Mass tourism can create other ills, too. From Hello BCN Hostel comes ‘The combination of cheap airfare, affordable lodging and social media has led to one of the biggest “trends” in our world today – tourism. It’s a beautiful thing, being able to travel and experience a culture so different from your own. However, there is a certain type of tourism, known as mass tourism, that is destroying culture in these beautiful areas, and driving out locals...’. 

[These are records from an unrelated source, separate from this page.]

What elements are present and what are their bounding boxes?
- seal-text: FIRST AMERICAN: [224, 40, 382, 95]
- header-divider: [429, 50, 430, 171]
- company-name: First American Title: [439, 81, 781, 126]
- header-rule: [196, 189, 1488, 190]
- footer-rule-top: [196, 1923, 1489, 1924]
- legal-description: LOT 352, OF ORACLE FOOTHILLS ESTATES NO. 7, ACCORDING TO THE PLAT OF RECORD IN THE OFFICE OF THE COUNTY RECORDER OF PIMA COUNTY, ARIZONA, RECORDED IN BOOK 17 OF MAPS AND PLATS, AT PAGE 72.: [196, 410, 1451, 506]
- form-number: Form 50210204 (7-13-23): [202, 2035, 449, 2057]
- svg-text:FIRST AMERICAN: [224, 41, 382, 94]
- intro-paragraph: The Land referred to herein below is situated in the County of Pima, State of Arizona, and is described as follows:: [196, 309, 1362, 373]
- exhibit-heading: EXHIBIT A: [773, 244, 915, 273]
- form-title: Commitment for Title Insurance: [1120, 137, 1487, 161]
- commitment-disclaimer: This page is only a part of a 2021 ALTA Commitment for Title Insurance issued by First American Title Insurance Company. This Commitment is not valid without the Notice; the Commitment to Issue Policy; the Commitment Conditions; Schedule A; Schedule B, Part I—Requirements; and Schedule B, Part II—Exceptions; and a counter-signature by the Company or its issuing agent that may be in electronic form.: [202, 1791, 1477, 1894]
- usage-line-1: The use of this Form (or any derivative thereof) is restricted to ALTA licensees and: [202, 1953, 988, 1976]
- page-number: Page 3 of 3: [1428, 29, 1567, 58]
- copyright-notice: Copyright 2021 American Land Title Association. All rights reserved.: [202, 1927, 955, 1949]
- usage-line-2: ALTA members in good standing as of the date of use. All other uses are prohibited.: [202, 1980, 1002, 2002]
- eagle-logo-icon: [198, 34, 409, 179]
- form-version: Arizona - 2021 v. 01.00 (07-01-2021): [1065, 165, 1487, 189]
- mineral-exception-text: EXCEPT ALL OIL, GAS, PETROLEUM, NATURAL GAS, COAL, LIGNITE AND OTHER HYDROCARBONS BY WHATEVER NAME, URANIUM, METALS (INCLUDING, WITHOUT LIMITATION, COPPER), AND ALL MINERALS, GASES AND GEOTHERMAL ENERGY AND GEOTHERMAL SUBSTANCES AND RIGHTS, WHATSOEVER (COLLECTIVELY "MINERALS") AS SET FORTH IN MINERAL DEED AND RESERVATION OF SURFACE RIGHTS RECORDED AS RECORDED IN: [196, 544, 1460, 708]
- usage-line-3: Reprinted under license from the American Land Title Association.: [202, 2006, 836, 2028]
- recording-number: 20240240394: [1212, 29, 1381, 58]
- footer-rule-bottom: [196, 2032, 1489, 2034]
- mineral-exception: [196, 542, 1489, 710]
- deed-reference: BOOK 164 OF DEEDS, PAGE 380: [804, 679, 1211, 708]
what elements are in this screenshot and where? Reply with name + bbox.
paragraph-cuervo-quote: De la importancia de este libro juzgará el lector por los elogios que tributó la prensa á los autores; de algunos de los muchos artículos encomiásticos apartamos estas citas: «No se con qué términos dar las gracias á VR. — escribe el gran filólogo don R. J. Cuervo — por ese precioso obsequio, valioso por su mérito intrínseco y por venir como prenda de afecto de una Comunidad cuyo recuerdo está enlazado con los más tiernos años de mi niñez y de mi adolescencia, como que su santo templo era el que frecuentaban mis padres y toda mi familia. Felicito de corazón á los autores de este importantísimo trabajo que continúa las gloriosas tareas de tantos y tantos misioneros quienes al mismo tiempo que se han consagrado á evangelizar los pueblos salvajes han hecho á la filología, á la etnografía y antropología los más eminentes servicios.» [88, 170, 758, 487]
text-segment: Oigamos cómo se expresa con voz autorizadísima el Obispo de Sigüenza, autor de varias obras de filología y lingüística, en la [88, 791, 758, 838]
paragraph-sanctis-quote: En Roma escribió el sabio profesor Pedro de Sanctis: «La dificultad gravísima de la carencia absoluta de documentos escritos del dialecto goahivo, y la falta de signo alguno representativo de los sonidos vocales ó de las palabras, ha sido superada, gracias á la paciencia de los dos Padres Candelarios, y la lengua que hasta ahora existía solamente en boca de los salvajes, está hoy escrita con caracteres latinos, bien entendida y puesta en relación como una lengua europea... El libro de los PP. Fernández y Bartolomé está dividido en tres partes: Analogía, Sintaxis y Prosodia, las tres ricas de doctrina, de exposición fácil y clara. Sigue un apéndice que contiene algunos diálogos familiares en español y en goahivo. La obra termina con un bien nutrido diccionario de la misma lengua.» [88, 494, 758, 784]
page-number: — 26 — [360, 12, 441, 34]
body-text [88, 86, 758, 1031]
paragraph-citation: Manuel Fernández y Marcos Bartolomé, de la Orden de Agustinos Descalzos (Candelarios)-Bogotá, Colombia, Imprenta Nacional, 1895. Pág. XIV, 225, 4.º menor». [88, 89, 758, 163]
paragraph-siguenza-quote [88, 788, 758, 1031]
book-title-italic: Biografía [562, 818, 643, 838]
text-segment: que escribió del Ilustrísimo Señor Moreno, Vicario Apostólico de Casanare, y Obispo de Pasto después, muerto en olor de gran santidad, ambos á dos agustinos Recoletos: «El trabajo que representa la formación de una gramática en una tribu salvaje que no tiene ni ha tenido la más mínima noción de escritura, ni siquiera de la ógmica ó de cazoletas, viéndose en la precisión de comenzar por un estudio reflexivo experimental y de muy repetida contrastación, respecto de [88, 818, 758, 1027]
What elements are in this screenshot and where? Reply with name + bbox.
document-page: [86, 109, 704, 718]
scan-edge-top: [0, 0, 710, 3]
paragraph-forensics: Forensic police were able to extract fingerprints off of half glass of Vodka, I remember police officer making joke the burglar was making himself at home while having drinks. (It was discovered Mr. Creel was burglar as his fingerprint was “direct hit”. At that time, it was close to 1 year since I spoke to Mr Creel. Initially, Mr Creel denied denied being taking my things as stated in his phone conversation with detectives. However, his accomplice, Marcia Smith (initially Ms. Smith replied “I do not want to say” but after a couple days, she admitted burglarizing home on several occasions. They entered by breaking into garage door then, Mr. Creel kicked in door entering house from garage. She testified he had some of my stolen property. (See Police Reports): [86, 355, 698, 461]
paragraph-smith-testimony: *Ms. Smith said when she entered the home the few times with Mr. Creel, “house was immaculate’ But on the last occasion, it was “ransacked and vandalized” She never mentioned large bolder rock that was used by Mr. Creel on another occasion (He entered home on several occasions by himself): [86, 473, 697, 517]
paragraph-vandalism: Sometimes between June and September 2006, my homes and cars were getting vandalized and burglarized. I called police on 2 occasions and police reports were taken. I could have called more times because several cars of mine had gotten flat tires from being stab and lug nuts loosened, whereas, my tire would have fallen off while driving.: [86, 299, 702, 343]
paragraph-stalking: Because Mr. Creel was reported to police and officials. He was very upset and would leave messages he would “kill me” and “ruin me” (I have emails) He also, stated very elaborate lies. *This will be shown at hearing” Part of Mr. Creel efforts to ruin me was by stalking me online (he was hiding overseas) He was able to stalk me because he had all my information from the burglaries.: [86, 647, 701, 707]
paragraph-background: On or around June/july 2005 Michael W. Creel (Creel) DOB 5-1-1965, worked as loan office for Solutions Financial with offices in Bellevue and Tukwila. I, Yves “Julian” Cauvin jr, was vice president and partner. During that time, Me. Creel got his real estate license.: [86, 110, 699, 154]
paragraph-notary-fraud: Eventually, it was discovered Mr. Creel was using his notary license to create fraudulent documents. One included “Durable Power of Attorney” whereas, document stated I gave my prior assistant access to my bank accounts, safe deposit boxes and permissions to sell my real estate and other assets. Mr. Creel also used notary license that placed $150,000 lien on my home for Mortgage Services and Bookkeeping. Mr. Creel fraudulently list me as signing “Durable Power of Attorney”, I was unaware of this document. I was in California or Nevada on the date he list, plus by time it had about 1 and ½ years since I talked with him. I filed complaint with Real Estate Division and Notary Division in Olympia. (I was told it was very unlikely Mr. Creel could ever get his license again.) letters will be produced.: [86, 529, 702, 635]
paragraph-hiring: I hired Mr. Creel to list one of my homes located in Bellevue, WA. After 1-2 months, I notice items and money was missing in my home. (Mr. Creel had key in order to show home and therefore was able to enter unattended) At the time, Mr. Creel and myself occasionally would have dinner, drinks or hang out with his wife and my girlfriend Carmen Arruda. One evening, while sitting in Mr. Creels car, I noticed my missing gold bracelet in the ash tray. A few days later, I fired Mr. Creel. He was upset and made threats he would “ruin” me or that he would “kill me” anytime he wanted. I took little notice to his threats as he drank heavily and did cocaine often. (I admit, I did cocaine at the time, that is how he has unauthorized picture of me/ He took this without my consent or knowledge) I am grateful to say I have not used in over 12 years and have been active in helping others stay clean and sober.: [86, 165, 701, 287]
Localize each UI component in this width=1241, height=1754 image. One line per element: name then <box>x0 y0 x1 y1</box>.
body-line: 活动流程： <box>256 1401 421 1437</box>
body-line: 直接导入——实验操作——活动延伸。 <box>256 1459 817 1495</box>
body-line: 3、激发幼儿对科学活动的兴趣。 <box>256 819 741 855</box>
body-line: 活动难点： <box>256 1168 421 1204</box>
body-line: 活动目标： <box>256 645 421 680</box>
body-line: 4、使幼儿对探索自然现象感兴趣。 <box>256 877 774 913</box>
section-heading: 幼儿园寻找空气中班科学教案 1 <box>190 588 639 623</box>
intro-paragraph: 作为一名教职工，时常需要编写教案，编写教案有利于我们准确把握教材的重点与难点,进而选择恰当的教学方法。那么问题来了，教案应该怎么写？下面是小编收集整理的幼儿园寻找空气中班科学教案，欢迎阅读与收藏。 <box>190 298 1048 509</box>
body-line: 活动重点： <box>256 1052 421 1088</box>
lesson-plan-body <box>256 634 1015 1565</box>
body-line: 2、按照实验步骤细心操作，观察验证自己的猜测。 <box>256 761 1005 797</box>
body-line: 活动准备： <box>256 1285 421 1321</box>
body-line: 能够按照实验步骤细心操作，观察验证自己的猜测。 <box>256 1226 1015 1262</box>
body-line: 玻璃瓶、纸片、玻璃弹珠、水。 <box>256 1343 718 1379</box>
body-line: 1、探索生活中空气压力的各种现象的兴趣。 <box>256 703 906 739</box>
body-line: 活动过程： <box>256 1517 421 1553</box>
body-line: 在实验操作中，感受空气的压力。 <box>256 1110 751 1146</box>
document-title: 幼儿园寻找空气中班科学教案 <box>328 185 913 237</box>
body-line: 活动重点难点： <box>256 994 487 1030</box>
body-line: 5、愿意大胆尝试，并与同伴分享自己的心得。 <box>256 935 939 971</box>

Closer to home, our summer festivals are starting (to continue, in lesser and greater ways, until mid September). The souvenir shops and restaurants are full, the beaches crammed and the roads (we only have two) barely moving. Right now, we are about to discover another form of pollution, brought to us by the trabuco, the ear-splitting discharge from a blunderbuss.

Wednesday, 5 June 2019

Podemos Blues

Podemos has come to the end of its tether. It was a fantastic run – a party that came from nowhere and managed to ignite the passion of the young; bringing change and progress to Spain in a few short years. We can thank Podemos, amongst other things, for the fall of the corrupt government of Rajoy, the end of the ‘Sun Tax’, the regularisation of pensions and for last year’s minimum wage (SMI) increase to 900€.
The power-that-be were against Podemos and its eccentric leader from the start, plotting with Venezuelan politicians to invent scandals against the party and even spending public money on creating an anti-Podemos news-site called OKDiario, with its visible champion Eduardo Inda. The conservative newspapers happily followed the story-line from Inda and even found their own narratives. But it was Pablo Iglesias himself that managed the final shot against him, by unwisely buying a large mansion in a fancy part of Madrid when he should really have been staying with his wife (who is Nº 2 in Podemos) in a modest garret in a poor part of the city. His house may not be as large as some other politicians’ homes, but, hey, Pablo Iglesias’ message is about the little folk, not the nobs on the hill!
A couple of weeks ago, Pablo criticised Amancio Ortega, who is Spain’s wealthiest man (his daughter is third on the moneyed list of billionaires). Amancio has donated expensive machinery to the Spanish health service and Pablo made the point that tax-avoiders should pay their dues rather than perform philanthropic stunts. This, as the Americans say, didn’t go down well in Peoria.
Now, with several founder-members of Podemos either absent, or in another party (Iñigo Errejón being the most notable), or quitting (the leader of Podemos for Zaragoza says ‘she’s lost the dream’ and quits politics), or critical of Iglesias following two disastrous election results; with several break-away Podemos parties like Compromís, Podemos Andalucía (here),  En Marea and Ahora Madrid. Now fellow party founder Ramón Espinar is proposing ‘an urgent Citizen Assembly to address "the failure" of Podemos, "that is broken into pieces"’. ‘Kichi’, the charismatic mayor of Cádiz, supports the idea. Could Espinar be planning to take over the party as Iglesias falls on his sword asks the media?
While Pedro Sánchez holds Pablo Iglesias at arm’s length following the general elections, needing but not needing the input from Unidas Podemos, the Podemos leader has created a small purge in the party, removing the wheelchair-bound Pablo Echenique as party spokesperson in favour of dreadlocks Alberto Rodríguez.
For Iglesias, it could be coming to the end of the trail, a shame indeed, for he will – someday – be recognised as being one of Spain’s greatest politicians.